I read somewhere that Willow discovers she’s a lesbian, and it’s just so exciting waiting to see how that’s going to go down. Right now, she just caught Xander kissing Cordelia and she’s super upset. She’s also been flirting with that Oz guy. It got me thinking about how complicated the coming out process is, how long it can take, how confusing it is. In her book, My Dangerous Desires; A Queer Girl Dreaming Her Way Home, Amber Hollibaugh discusses a propensity she had before she knew she was queer:
After high school and still straight, I nurtured my addiction to jealous dramas. I was bored with heterosexuality; heartbreak and jealous betrayal made it a hell of a lot more impressive [and Willow has the extra added impressiveness of getting to watch her good friend make it with a vampire! ttf]. It also kept alive my hope that there was still a chance for me; I wasn’t quite the freak I thought myself to be. My explosive emotional life covered the genuine drama I was avoiding.
This propensity, I also had. In college, (still straight), I was also nurturing my addiction to jealous dramas with a long, drawn out saga involving 2 of my best friends who eventually got together, leaving me to play the role of mascot, unable to face my own genuine drama. I suppose any queer girl could get caught up in this crazy stuff, but I think femmes in particular are susceptible because with guys, I mean, there’s something there that’s interesting. The masculinity part is good, it’s just not the right packaging.
I don’t know if Willow is really a lesbian and she’s probably not going to be a femme (although she would make a totally adorable geeky one, for sure), but I’m rooting for her. I also don’t know if the main character of Haven Kimmel’s novel, Something Rising (Light and Swift) is queer because she’s pretty secretive about herself (a clue, perhaps), but she sure acts like a butch. (Stop now if you don’t want to hear about the story!) From the time she’s ten and working hard to improve a shack out by the river to right now in the book (I’m a little over halfway through) when she’s consumed with anger, not hooked up with anyone, taking care of her agoraphobic and anorexic older sister after having had to be the breadwinner and caretaker of all the rest of her family as well, she acts like a butch who has to shore up the world because no one else is stepping up. She’s also a carpenter and most of all, an extremely gifted pool player. She appears to have no sexuality at all, and when someone asks her if she’s gay, she says, “Are you trying to piss me off?” Mm hm.
In “Innocence” (Season 2, Episode 14), Cordelia asks Xander if looking at guns really makes people think about sex, and do they make Xander think about sex? Xander says, “Cordelia, I’m 17 – looking at linoleum makes me think about sex!” Good one! And so true. But what about those of us who, also 17 or however old we were, also with hormones in overdrive, didn’t get turned on by thinking about sex with the proscribed gender and were, for whatever reason, unable to realize what gender or what gender flavor, would turn us on? All our thoughts about sex got turned elsewhere, often in incredibly destructive directions.

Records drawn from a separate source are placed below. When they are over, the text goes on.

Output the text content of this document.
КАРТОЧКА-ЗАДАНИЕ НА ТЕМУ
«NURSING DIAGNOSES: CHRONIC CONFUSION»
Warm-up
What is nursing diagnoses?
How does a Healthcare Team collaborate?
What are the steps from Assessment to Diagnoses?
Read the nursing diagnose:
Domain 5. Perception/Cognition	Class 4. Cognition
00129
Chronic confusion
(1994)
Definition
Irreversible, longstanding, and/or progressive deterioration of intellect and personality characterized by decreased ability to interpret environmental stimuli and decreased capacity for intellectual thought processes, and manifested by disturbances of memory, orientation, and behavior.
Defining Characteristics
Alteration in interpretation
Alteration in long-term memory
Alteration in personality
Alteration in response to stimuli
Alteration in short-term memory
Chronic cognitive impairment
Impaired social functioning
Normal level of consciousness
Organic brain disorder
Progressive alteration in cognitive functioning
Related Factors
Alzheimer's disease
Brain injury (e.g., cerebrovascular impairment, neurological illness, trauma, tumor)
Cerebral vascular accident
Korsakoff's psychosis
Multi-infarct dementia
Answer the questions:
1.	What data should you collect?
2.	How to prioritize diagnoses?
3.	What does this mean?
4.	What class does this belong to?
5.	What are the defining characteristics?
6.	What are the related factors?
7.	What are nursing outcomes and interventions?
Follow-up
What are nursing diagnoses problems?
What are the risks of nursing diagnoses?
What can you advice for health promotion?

The other day, I was just remembering when I lived in Tokyo in my early 20s and the object of my delusional affection came to visit, still not in love with me, still only in love with my friend, but I hung out with him anyway, gave him my all. I wrote a song about being his dogsbody, I would ride back to my lonely apartment at rush hour after having seen him, tears running down my face, anguish personified, for all the tired salary men and office ladies going home to admire and wonder over.
Joel, the main character in Mark Merlis’s novel Man About Town realizes at midlife that “[b]eing gay had taken up his whole life. He had devoted the whole of his youth to it, had studied it year after year as intensively as if he had been training to be a neurosurgeon. There hadn’t been time for anything else.” Part of his being gay (and mine) was first not to know or to deny that he was gay – that took a long time. Then it took a long time and a lot of devotion to being gay, and then – for me, for many femmes – a long time figuring out that I wasn’t a regulah lesbian. And here we are, me and Joel, heading rapidly towards fifty and just coming into ourselves – who we really are, with a sexuality integrated into our whole selves.
No wonder I’ve been sitting around watching Buffy!